MishaLaskin / curl

CURL: Contrastive Unsupervised Representation Learning for Sample-Efficient Reinforcement Learning
MIT License
561 stars 88 forks source link

Trouble reproducing results. Help much appreciated~ #27

Open sunchipsster1 opened 1 year ago

sunchipsster1 commented 1 year ago

Hello! Thank you so much for putting up this valuable resource! I was wondering if I may ask for some kind advice about replicating the results, which I have been unable to do.

Mainly, I have been testing CURL (using the default settings + command listed on https://github.com/MishaLaskin/curl) against CURL with the following lines commented out (which should give me pixel SAC):

    # if step % self.cpc_update_freq == 0 and self.encoder_type == 'pixel':
    #     obs_anchor, obs_pos = cpc_kwargs["obs_anchor"], cpc_kwargs["obs_pos"]
    #     self.update_cpc(obs_anchor, obs_pos,cpc_kwargs, L, step,0)

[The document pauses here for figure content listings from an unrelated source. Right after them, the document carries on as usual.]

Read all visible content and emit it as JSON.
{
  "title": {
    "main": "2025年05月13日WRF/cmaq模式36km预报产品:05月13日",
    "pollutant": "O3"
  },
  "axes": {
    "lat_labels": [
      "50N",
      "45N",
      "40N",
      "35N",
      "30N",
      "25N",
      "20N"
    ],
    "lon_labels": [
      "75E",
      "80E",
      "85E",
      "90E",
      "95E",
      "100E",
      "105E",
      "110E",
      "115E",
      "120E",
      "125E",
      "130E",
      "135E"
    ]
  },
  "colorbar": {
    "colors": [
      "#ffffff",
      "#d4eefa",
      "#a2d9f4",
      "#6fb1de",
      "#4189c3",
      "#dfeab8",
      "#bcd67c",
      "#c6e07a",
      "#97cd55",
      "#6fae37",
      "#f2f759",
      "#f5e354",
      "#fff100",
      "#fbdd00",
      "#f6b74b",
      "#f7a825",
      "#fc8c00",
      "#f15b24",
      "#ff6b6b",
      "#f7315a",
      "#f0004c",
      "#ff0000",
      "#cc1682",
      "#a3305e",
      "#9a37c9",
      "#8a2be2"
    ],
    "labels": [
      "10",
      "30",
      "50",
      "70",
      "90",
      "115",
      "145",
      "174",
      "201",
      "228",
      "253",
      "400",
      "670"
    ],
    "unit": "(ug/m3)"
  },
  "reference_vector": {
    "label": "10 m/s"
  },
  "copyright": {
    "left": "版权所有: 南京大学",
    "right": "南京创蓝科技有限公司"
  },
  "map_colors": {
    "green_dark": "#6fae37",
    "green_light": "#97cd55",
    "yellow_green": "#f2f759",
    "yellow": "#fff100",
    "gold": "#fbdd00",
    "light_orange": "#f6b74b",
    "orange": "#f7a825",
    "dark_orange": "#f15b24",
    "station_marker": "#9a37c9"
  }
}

For [cartpole, swingup], I obtained ~ 850 for CURL but strangely I also obtained ~850 (and very quickly too) for pixel SAC. These results showing no difference were replicated over 5 seeds and very robust. Is my code change correct, or have I manipulated the code in the wrong way?

For the task [finger,spin] I obtained ~ 350 for both CURL and pixel SAC, also no difference.

Thank you in advance for the kind help! :)

LiuZhenxian123 commented 3 months ago

Hi! have you sloved this problem?I'm having a similar problem.